Simulations of the annual Caribbean temperature in the 20th century (1980–1999) by the MMD models give an average that agrees closely with climatology, differing by less than 0.1°C. The inter-quartile range difference between individual models and climatology ranged from –0.3°C to +0.3°C. Thus, the models have good skill in simulating annual temperature. The average of the MMD simulations of precipitation, however, underestimates the observed precipitation by approximately 30%. The deviations in individual models range from –64 to +20%, a much greater range than the deviations in temperature simulations.
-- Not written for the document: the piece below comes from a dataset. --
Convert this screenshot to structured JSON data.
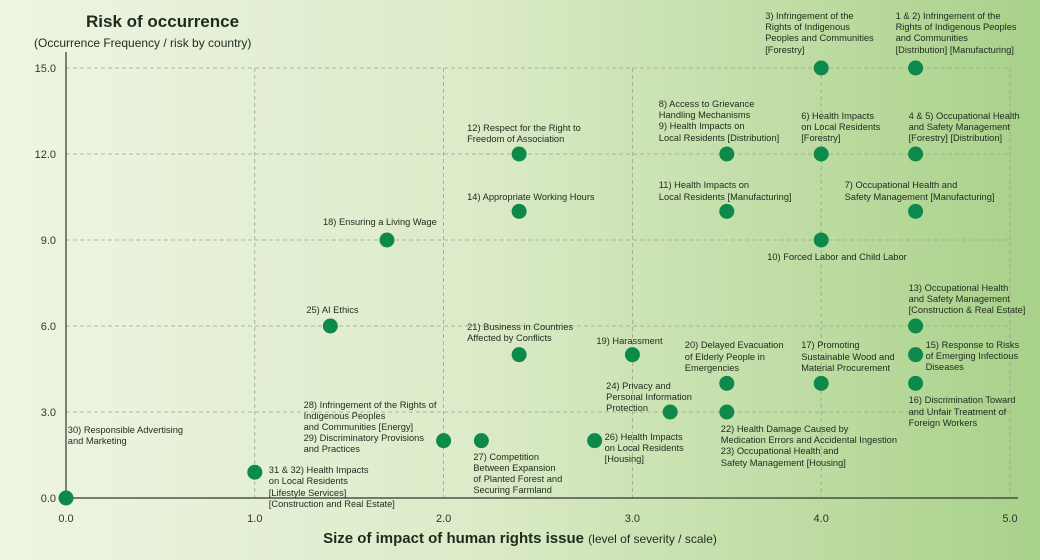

Recently the Parallel Climate Model (at T42 resolution – about 3.75 degrees), a fully coupled global climate model, was found to be capable of simulating the main climate features over the Caribbean region (Angeles et al., 2007), but it also underestimated the area average precipitation across the Caribbean. Martinez-Castro et al. (2006), in a sensitivity experiment, conclude that the Regional Climate Model (RegCM3), using the Anthes-Kuo cumulus parametrization scheme, can be used for long-term area-averaged climatology.
188.8.131.52 Indian Ocean
For annual temperature in the Indian Ocean in the 20th century (1980–1999), the mean value of the MMD outputs overestimated the climatology by 0.6°C, with 50% of deviations ranging from 0.2°C to 1.0°C. For rainfall, the multi-model ensemble average was only slightly below the mean precipitation by 3%, and the model deviations ranged from –22 to +20%. There are, however, problems with the simulation of year-to-year variation. Many of the important climatic effects of the MJO, including its impacts on rainfall variability in the monsoons, are still poorly simulated by contemporary climate models (see Section 8.4).